OPTION B: Computers in Homes Regional Coordinator (with regional responsibilities for just the CIH programme). This is a 6-month contract.
OPTION C: Computers in Homes Delivery Partner. This is a 12-month contract and only applies in regions where an Area Manager or 2020 Relationships Manager has been appointed (currently only Auckland and the Bay of Plenty/ East Coast).
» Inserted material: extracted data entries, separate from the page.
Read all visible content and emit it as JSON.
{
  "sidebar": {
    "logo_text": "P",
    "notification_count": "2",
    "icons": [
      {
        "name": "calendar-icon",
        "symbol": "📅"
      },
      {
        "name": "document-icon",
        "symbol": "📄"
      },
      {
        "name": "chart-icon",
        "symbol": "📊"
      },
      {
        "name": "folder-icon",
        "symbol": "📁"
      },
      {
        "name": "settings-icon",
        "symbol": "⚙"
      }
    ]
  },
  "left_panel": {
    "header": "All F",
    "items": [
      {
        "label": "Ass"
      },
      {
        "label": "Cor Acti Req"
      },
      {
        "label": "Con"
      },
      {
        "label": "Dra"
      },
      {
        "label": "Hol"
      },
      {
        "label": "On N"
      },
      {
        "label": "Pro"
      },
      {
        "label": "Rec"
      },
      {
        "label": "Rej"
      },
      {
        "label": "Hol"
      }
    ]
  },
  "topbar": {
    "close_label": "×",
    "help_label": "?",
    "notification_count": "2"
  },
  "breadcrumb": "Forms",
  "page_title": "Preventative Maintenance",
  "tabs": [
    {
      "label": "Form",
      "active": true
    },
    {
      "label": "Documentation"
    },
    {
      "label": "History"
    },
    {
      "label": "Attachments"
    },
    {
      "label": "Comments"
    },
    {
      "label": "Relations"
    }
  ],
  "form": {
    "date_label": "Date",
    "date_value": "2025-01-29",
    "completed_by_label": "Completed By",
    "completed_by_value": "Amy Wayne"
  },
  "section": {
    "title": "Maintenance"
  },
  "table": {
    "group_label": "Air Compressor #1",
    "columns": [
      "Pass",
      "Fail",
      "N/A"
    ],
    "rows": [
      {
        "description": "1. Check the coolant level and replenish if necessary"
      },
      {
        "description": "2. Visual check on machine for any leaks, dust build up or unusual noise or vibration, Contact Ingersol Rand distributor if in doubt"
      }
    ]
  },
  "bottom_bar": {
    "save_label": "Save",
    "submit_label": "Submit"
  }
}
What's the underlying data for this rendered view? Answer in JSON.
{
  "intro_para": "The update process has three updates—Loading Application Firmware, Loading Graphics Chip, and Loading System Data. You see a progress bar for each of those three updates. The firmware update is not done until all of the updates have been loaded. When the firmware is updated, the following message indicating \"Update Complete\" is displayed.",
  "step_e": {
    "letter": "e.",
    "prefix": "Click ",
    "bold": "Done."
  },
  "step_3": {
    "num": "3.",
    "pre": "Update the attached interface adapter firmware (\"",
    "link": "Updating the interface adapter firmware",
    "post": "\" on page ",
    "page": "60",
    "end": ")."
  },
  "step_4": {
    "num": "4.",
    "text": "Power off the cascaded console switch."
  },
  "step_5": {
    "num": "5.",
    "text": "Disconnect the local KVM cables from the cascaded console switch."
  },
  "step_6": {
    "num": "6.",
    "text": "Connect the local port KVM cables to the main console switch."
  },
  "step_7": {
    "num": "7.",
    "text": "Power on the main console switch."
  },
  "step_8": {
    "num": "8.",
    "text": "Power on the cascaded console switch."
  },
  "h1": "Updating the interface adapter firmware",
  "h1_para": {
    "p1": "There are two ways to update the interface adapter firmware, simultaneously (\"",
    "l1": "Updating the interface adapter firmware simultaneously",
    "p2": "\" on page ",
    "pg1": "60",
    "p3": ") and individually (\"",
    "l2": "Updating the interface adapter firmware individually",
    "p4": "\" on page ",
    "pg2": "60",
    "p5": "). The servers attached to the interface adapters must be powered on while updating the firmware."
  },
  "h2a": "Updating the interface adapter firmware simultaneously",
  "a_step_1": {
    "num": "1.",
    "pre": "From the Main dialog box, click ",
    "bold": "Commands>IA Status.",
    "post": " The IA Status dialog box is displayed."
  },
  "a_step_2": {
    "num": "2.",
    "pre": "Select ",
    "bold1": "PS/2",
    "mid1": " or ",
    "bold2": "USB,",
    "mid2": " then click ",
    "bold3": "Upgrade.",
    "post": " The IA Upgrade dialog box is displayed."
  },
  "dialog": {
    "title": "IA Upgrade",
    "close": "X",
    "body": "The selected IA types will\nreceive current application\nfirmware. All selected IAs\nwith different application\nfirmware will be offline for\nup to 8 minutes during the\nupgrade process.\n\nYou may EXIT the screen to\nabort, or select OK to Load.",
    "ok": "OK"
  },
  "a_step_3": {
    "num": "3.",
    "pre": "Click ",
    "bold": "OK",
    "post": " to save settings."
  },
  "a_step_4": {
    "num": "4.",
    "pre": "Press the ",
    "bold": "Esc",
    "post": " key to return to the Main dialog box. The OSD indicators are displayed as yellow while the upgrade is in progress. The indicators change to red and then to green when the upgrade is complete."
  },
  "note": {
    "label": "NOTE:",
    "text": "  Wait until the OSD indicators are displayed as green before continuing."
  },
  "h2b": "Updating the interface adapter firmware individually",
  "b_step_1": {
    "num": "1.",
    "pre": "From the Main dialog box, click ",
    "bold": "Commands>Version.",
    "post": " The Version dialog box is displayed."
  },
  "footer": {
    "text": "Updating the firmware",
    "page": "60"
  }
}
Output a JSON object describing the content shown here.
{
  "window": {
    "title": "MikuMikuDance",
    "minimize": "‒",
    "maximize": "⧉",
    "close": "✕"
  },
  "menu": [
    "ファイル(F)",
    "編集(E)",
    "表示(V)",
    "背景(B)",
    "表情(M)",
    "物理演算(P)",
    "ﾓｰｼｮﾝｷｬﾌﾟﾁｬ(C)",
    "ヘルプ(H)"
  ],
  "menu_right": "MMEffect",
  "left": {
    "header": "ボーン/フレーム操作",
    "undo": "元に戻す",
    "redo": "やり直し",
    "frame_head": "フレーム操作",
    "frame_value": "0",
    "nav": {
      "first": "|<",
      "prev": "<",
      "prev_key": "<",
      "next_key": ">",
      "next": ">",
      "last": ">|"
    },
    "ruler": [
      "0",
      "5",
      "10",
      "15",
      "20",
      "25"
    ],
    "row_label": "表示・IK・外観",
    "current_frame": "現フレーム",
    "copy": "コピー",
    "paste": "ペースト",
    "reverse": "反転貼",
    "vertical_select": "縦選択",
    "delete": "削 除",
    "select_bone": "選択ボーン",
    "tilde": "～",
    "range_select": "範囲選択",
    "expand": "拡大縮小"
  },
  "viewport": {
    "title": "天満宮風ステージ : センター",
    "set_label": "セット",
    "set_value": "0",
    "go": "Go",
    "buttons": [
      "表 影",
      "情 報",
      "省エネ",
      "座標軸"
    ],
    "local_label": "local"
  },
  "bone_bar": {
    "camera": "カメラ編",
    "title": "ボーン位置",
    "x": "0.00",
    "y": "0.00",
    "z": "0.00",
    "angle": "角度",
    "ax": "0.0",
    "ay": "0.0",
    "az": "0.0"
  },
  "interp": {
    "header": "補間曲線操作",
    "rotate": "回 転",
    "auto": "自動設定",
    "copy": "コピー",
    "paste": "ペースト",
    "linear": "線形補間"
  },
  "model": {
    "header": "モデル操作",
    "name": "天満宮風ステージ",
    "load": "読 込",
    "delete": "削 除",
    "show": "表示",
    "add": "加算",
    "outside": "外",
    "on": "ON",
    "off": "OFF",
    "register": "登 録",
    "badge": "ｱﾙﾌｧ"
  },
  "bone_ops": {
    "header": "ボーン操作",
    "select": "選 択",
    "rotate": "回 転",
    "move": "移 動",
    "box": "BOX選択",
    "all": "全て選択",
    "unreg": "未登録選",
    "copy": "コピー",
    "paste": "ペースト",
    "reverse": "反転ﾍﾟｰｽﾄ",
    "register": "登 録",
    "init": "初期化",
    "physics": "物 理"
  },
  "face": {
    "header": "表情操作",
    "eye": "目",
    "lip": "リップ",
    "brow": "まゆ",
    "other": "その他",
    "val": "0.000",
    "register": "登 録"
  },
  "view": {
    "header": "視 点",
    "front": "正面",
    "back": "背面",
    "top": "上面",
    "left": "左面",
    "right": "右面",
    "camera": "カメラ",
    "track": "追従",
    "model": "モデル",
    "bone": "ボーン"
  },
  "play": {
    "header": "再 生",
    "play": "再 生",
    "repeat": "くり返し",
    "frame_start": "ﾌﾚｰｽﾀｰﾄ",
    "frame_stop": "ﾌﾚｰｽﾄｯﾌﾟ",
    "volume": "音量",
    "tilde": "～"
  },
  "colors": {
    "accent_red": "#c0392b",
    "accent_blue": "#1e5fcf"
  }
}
Our objective with Option A is to secure a firm “2020 Trust” presence in the regions where our digital literacy programmes are delivered, especially in regions where we do not have organisational partners (as opposed to independent contractors). Our goal for 2016-17 is to identify organisations delivering services to “at-risk” and “under-served” communities. These organisations may be operating in the education, health or employment sectors; our objective is to establish a relationship with these organisations and encourage them to embed digital literacy programmes with their current services. We acknowledge our REAP partners as exemplary models for this type of whanau-based community engagement.
We would expect our 2020 Regional Coordinators to take responsibility for promoting all 2020 programmes within their communities, especially Computers in Homes, Stepping UP and KiwiSkills. They will have specific responsibility:
- for delivering Computers in Homes to the assigned number of families;
- for initiating Stepping UP programmes in libraries;
- for identifying KiwiSkills delivery partners.
This differs from Options B and C which just focus on Computers in Homes.